Rational synthesis of dual-atom catalysts for optimized thermochemical CO2 reduction

Abstract

Dual-atom catalysts offer high atom utilization and synergistic inter-atom interactions, yet their use in high-temperature thermocatalysis remains largely unexplored due to challenges in achieving structurally homogeneous and robust active sites. Herein, we report a scalable coordinated bottom-up strategy for the synthesis of a Cu-Ni dual-atom catalyst supported on nitrogen-doped carbon (CuNi-DAC), featuring a well-defined N2Cu-N2-NiN2 configuration in which each metal atom is coordinated to four nitrogen atoms and bridged by two nitrogen atoms. Under reverse water-gas shift reaction conditions, CuNi-DAC achieves CO2 conversion approaching thermodynamic equilibrium with nearly 100% CO selectivity.
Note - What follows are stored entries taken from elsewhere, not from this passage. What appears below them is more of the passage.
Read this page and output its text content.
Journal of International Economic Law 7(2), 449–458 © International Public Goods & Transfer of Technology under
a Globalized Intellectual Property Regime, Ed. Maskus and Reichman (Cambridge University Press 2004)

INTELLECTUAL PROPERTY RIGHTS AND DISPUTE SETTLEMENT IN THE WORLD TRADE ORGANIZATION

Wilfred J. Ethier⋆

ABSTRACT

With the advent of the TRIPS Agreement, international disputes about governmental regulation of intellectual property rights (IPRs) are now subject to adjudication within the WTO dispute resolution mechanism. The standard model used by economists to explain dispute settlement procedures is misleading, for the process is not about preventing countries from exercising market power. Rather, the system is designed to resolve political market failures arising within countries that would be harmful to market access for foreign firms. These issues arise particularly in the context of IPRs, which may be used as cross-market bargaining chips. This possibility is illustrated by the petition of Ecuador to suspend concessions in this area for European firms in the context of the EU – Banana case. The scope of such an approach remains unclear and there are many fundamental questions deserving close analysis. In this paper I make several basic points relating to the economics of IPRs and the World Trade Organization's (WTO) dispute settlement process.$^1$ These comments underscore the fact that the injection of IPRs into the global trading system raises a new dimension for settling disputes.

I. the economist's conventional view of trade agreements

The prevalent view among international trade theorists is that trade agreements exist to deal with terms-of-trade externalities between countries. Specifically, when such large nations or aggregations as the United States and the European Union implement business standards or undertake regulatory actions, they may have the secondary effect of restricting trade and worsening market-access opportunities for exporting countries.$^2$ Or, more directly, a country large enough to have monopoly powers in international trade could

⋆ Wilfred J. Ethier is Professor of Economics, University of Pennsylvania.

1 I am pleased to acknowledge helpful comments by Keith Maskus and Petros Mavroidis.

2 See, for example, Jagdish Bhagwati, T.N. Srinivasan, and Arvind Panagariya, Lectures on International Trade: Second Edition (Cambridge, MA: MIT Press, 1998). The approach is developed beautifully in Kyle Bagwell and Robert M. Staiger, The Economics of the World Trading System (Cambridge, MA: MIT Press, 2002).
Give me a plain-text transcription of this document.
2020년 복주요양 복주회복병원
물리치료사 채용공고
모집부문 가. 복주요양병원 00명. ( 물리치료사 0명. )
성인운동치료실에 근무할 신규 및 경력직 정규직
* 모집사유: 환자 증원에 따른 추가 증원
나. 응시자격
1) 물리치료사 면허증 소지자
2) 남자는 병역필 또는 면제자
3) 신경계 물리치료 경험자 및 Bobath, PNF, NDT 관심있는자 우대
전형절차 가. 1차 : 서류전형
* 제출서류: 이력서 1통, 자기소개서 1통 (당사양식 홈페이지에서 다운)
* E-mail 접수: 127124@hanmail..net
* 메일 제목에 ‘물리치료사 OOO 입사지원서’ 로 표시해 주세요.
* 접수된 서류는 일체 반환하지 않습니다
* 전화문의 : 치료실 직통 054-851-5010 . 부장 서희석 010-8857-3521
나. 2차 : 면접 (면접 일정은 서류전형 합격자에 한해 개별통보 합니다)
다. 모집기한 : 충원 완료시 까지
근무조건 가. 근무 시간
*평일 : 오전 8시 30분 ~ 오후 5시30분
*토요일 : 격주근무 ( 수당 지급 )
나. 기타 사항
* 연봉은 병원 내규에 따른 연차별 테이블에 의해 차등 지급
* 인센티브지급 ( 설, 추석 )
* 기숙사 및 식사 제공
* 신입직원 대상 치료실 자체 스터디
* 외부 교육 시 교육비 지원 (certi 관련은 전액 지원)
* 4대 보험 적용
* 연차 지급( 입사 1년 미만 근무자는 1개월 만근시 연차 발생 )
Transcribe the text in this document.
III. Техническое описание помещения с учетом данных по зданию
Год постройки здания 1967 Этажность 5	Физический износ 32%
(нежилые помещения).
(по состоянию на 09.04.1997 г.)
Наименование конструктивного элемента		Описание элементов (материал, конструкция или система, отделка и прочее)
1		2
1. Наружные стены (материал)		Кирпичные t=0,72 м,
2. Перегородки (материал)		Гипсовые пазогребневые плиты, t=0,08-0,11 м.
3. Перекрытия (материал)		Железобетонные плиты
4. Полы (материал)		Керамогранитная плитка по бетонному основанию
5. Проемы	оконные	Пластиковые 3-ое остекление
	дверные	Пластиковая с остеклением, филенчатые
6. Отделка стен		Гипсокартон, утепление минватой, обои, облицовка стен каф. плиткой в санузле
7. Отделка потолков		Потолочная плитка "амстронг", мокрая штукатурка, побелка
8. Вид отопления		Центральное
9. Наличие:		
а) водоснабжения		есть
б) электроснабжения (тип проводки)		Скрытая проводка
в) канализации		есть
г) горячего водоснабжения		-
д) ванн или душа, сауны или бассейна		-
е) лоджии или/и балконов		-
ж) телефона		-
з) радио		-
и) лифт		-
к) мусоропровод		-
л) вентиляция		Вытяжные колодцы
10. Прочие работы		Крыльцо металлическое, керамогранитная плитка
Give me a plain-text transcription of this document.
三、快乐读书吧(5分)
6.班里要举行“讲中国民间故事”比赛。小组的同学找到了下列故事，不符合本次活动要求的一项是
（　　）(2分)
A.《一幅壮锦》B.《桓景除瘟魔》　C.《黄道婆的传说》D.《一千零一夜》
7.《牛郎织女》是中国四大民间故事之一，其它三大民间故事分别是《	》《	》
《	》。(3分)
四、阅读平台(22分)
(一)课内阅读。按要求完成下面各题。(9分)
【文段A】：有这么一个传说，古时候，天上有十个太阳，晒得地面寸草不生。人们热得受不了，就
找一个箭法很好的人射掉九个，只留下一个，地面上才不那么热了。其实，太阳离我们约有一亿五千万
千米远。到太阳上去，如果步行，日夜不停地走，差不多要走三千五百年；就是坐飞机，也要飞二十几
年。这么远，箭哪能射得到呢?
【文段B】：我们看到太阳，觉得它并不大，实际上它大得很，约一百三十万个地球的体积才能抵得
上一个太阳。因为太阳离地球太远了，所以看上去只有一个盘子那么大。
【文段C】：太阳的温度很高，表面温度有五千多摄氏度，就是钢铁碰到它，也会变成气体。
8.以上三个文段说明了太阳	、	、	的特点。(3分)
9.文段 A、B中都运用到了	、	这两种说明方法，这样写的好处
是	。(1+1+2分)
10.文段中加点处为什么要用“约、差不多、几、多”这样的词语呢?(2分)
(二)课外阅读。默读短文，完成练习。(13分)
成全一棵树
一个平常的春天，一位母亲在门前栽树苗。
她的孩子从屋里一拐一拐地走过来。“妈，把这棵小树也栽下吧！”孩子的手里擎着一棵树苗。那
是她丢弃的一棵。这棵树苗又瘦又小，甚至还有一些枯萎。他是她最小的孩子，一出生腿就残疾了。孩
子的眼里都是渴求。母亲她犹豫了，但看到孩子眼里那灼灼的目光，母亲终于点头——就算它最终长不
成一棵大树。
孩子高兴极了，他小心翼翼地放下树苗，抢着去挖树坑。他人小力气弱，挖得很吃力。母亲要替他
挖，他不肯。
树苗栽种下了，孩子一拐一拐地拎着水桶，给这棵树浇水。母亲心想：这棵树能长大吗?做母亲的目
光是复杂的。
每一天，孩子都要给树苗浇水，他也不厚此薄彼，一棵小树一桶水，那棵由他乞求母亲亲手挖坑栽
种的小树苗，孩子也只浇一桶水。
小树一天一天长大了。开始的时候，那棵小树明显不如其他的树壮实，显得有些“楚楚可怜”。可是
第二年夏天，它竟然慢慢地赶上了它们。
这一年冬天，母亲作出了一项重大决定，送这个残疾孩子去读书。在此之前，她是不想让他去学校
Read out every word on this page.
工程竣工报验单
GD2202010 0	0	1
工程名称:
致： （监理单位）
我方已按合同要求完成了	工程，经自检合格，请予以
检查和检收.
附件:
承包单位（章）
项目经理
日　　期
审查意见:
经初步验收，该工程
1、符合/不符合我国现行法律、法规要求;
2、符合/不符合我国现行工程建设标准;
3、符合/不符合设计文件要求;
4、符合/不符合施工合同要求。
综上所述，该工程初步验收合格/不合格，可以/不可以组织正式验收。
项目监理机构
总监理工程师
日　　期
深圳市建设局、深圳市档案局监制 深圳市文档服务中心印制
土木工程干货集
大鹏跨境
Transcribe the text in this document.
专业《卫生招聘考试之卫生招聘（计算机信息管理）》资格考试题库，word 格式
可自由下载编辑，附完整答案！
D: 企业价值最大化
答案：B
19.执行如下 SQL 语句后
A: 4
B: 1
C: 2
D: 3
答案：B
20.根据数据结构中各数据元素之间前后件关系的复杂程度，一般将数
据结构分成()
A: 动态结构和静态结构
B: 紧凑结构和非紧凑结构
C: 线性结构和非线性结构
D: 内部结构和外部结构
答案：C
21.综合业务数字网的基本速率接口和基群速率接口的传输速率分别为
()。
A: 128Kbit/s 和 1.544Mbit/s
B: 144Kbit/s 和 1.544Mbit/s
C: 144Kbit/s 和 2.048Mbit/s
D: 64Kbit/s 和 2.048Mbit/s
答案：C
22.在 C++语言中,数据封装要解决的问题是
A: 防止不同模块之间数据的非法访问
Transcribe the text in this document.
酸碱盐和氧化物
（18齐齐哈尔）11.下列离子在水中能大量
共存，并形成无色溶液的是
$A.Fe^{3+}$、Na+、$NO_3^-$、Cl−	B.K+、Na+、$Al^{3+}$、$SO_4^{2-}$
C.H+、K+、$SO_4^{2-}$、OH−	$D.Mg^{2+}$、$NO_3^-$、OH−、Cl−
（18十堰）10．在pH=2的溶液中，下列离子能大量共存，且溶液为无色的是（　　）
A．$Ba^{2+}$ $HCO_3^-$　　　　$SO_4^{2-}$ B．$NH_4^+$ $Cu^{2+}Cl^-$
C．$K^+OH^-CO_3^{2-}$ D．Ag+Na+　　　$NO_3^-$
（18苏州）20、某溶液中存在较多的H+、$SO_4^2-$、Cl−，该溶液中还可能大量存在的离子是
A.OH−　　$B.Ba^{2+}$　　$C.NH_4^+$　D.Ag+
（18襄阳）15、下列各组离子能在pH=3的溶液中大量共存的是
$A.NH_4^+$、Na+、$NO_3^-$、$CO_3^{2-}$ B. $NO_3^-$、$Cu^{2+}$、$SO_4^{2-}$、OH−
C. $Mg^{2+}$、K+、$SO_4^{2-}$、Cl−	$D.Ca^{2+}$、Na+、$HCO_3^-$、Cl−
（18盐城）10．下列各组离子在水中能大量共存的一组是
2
Critically, CuNi-DAC maintains its atomic structure and catalytic performance up to 600 degrees C over repeated cycles, while reference catalysts including Cu-SAC and Ni-SAC experience severe deactivation along with metal sintering. Comprehensive ex-situ and in-situ characterizations, integrated with theoretical calculations, reveal that d-d orbital coupling and electronic polarization between adjacent Cu and Ni centers enhance selective CO2 reduction to CO product, while reinforcing metal-support interactions to mitigate sintering. The in-depth mechanistic insights and the scalable synthesis provide a blueprint for the rationally designing next-generation dual-atom catalysts with enhanced efficiency, stability, and tailored activity for target chemical transformations.